In 2013, Bernard Arnault established the LVMH Prize for Young Fashion Designers, which was the brainchild of his daughter Delphine. There were over 5,000 applicants, all of whom had to have released at least two collections and competed for a $341,000 (£275k) grant and LVMH mentorship. LVMH also launched La Maison Des Startups, an accelerator programme for 50 international start-up businesses, last year. Bernard Arnault said in a statement that innovation was an “integral part” of his businesses, some of which were founded centuries ago.
In 2014, LVMH sponsored the Louis Vuitton Foundation, which was designed and built as a “transparent cloud” in Paris by Frank Gehry, and consists of 12 glass sails. Bernard Arnault is now renovated to create a cultural hub, where concerts and exhibitions take place, when reopening in 2020. in the nearby disused public building.
In 2014 Bernard Arnault agreed to abandon his 23 percent stake in Hermès, and for five years he did not purchase any shares in the luxury rival. It finished an acrimonious four-year attempt to buy the scarf maker under control with proceedings filed by both parties on charges of insider trade, challenging and unfair competition.
Until 2017 Bernard Arnault announced a deal of $13 trillion to fully acquire Christian Dior and fold it into LVMH, simplifying Arnault’s financial structures and making it the wealthiest European man. Bernard Arnault remained Dior’s largest single stockholding owner.
By the end of 2018, the company had purchased a $3.2 billion ( £2.6 billion) from the luxurious Belmond hotel, train and river cruise company. Belmond is the first Hotel to have been built in 1953 and has established a portfolio of 46 hotels, restaurants, railway services and riverside cruise experiences more than 40 years ago, with the acquisition of Hotel Cipriani in Venice.
Richards Branson has Necker Iceland and Steve Ellison’s owner of the 360-acre Bahamas Island, where neighbours are magician David Cupperfield and actor Johnny Depp. He has 98 percent of Lana’I of Hawaii, Bernard Arnault probably possesses 133 acre of Indigo Island.
A serious collector with a number of thousands of modern and contemporaries, including works by Damien Hirst, Andy Warhol, and Pablo Picasso. Bernard Arnault(photographed with the former French president François Hollande and Frank Gehry in front of a museum of Gerhard Richter oil paintings) has become a serious work of Art. In the early 1980s, he claimed Monet was the first piece he collected.
In proof of the philanthropic side of Bernard Arnault, after the devastating fire struck the 850-year-old church in April 2019, LMVH committed $224 billion (€180.6m) to the fund that would restore Paris’ Notre Dame Cathedral. “Solidarity with this national tragedy” was called by LMVH as a donation.
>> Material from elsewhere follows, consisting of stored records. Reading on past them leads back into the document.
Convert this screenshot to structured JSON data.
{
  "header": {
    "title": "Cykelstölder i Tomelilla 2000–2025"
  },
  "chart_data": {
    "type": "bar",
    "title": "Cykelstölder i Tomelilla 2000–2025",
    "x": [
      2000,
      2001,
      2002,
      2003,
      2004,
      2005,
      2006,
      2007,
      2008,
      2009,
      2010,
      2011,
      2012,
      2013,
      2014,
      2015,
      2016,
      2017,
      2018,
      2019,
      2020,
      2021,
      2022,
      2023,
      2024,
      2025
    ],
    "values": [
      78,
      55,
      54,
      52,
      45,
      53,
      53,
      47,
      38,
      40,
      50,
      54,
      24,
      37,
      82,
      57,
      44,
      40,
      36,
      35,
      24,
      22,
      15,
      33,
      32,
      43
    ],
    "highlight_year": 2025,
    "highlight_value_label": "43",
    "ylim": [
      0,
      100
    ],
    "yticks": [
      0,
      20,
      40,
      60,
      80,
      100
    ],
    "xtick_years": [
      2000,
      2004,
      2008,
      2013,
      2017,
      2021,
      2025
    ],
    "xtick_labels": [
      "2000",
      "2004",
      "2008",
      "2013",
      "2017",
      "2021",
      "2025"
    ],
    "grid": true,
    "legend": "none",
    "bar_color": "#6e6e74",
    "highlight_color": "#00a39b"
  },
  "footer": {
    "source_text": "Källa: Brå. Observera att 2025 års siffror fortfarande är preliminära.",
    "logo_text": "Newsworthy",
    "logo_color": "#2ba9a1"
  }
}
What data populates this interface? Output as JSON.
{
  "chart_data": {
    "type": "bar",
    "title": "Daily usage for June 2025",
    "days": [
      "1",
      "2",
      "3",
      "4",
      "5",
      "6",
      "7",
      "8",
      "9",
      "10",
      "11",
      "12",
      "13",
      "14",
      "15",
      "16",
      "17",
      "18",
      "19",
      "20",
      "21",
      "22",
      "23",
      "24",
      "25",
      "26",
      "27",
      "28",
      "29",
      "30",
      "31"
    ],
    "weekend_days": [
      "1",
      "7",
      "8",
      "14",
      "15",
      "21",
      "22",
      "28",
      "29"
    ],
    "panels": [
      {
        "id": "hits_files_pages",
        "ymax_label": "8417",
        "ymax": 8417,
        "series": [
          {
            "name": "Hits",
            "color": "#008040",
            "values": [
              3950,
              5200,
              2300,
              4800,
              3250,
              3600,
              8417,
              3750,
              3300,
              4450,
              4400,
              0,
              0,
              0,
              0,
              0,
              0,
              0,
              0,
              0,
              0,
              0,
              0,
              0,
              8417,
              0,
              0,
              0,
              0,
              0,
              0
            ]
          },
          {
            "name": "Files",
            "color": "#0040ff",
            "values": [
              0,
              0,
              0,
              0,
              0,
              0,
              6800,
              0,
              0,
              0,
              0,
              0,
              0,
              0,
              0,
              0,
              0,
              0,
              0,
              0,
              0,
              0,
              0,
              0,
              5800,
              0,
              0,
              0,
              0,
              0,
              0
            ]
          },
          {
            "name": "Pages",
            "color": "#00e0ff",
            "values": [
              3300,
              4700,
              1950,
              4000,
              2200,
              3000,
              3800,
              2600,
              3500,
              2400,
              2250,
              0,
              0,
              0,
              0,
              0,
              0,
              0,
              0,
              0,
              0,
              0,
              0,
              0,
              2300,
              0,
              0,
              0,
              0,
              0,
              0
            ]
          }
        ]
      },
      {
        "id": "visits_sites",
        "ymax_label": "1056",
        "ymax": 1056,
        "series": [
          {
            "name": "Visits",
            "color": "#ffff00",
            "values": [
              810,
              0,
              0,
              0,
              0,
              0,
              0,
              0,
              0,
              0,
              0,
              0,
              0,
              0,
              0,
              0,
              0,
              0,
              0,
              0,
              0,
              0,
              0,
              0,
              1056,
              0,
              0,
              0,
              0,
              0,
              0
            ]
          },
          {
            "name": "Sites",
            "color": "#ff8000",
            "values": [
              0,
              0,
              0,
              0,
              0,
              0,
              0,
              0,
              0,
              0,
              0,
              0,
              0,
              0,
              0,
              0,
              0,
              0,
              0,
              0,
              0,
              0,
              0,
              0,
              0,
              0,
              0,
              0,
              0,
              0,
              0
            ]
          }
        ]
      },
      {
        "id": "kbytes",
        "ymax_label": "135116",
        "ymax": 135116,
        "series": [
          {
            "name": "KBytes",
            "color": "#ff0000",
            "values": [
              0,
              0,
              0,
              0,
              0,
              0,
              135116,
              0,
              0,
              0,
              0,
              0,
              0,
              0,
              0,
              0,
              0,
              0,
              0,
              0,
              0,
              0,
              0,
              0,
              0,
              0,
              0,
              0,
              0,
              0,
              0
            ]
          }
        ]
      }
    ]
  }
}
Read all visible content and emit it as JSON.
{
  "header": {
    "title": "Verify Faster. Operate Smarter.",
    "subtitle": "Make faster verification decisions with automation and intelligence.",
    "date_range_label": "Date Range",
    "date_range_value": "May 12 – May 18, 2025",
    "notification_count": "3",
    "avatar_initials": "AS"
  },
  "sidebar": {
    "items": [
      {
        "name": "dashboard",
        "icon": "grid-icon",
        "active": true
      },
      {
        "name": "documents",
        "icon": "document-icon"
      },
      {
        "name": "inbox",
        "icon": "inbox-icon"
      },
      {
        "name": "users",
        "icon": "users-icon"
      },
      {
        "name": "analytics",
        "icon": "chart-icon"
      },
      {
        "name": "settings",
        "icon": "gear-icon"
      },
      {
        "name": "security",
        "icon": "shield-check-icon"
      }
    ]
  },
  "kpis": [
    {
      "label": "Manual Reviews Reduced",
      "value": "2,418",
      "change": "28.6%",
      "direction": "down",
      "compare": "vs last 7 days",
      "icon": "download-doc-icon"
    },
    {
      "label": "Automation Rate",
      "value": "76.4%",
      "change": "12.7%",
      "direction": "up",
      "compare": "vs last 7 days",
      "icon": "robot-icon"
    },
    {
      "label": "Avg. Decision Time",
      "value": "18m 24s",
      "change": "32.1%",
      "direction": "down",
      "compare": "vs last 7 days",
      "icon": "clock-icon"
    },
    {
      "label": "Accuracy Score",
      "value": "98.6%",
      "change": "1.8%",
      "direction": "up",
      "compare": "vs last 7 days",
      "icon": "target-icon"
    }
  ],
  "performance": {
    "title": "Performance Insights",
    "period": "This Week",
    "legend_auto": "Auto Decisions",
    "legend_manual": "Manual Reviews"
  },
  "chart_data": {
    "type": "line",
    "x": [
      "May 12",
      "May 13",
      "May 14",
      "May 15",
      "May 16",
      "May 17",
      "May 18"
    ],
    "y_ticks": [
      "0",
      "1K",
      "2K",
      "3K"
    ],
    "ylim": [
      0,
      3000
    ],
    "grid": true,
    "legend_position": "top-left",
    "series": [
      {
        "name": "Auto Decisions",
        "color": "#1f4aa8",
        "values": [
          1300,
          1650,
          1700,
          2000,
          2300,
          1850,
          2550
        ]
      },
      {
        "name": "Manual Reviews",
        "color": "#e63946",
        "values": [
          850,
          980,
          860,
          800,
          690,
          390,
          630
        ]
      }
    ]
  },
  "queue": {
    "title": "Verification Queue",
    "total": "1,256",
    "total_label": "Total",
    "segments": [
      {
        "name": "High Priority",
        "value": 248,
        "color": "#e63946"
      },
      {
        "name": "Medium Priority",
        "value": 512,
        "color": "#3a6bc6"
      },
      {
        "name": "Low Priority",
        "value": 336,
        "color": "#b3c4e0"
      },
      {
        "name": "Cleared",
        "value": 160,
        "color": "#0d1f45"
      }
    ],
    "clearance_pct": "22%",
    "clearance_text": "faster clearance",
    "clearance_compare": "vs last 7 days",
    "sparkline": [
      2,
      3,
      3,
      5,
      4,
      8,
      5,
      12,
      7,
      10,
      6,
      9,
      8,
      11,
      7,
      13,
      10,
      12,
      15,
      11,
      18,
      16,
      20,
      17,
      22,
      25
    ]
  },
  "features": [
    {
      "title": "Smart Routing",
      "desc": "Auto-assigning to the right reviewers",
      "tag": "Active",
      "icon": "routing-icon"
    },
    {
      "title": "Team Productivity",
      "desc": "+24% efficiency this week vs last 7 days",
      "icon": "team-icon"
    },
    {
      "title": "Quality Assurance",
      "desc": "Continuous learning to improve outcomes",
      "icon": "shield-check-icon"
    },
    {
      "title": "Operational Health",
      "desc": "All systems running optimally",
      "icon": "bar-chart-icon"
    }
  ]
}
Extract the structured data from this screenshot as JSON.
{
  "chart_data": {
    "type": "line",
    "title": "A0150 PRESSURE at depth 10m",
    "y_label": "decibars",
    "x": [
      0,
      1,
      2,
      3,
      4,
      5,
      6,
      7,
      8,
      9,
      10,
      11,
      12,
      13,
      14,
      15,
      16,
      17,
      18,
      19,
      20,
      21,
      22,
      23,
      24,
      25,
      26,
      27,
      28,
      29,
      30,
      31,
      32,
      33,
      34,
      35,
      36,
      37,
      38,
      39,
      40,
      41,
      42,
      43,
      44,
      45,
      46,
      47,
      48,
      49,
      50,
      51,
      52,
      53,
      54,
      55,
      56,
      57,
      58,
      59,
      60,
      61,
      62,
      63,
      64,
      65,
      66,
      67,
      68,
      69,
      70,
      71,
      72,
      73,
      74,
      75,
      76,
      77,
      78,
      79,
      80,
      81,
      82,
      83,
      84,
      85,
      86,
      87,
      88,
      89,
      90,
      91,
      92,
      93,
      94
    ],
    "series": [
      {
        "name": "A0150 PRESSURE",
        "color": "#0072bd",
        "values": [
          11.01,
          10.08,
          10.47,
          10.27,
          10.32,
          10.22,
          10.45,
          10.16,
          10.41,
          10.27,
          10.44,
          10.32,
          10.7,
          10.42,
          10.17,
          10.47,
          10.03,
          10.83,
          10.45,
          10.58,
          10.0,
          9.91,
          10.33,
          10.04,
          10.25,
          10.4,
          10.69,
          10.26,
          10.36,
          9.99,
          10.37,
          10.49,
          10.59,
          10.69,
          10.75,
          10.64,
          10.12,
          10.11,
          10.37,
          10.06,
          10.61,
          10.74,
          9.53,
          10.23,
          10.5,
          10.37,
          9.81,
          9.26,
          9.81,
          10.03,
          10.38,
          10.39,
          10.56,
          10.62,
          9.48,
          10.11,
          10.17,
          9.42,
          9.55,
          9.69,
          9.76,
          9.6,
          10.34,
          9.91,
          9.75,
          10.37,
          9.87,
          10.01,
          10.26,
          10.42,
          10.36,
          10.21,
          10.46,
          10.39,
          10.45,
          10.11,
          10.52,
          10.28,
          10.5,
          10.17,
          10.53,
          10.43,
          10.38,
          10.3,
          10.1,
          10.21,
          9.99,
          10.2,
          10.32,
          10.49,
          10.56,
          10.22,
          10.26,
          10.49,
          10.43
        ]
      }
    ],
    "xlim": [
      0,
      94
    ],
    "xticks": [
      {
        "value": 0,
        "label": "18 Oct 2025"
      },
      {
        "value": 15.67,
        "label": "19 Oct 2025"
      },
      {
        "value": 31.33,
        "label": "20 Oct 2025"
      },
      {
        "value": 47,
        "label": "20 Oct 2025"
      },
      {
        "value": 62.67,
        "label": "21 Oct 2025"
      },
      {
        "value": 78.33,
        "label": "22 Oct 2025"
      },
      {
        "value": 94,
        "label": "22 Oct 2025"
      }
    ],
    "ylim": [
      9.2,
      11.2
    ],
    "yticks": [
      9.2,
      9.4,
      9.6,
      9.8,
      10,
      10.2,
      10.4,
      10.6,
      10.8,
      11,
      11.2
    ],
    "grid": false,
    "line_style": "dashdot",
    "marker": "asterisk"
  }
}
LVMH, the probably largest luxury goods enterprise in the world, is clearly an enormous success. It includes 70 companies, ranging from Clicquot, Dom Pérignon, and Heuer to Bulgari – including the Fenty Beauty line by Rihanna. Bernard Arnault says that he has been strongly criticised for putting so many brands together in one group but every competitor is now trying to imitate the “very rewarding model” for us.